More over, that cohesion is brought to the album with a purpose beyond teasing the live show or trying to offer the same kind of experience. Cold was the Ground is a beast, to be sure, and it has vitality front to back no matter the pace the band happen to be working in at the time, but it also establishes a flow, expands the band’s sound, shows not only the chemistry that’s developed but how their songwriting has progressed since Buffalo and where they’re at now in their delivery of lethal groove. It is, in other words, more than a gig poster, and as much as it might signal the electricity The Midnight Ghost Train create in a live setting, there’s also more to it than just that. Some bands are “live bands,” and The Midnight Ghost Train have worked hard for more than half a decade to become one, and succeeded, but for those new to their sound or already well familiar, their latest offers much more than a reminder of that time Moss headbanged really hard. Closing duo “Twin Souls” and “Mantis” sum up the album well, shifting seamlessly between creeper-riffing and the unmitigated shuffle that’s become their calling card, and especially after the quiet shift of “The Little Sparrow,” the two songs round out by not only affirming the evolution of the band stylistically, but by assuring the listener that they haven’t forgotten what’s always made them such and exciting listen.
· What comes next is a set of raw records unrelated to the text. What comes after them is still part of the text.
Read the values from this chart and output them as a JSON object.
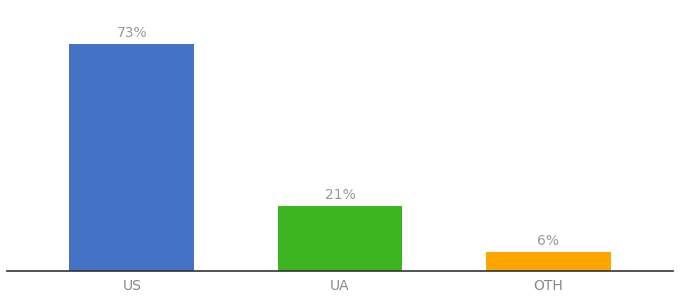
{
  "categories": [
    "US",
    "UA",
    "OTH"
  ],
  "values": [
    73,
    21,
    6
  ],
  "bar_colors": [
    "#4472C4",
    "#3CB521",
    "#FFA500"
  ],
  "labels": [
    "73%",
    "21%",
    "6%"
  ],
  "background_color": "#ffffff",
  "ylim": [
    0,
    85
  ],
  "label_fontsize": 10,
  "tick_fontsize": 10,
  "label_color": "#999999",
  "tick_color": "#888888",
  "bar_width": 0.6,
  "figsize": [
    6.8,
    3.0
  ],
  "dpi": 100
}
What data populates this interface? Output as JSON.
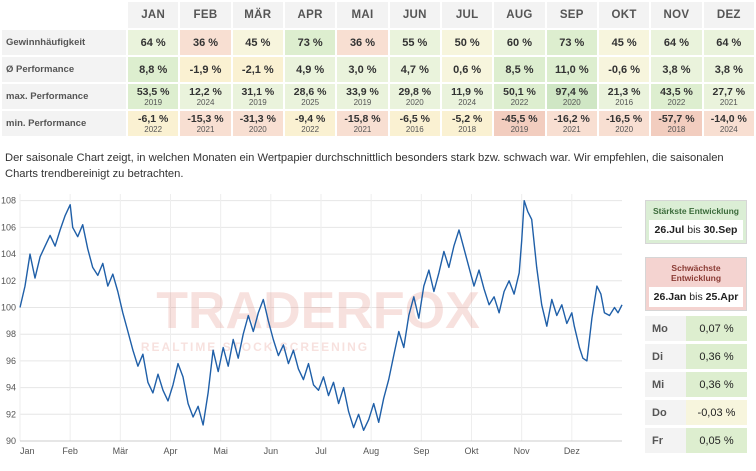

Boyne tosses in a bass fill to the closer’s first half that seems to hint at there being more to say, and Moss tears into a wah-soaked solo to set up a last verse before the final rush, which recalls “Gladstone”‘s about-to-fly-off-the-rails sprint. A solid book-end, yes, but further evidence that The Midnight Ghost Train are thinking about Cold was the Ground as more than a collection of tracks, and of those tracks as more than a collection of parts, and that’s exactly what they wind up being. They might be a live band, but it’s time to start considering The Midnight Ghost Train as songwriters too.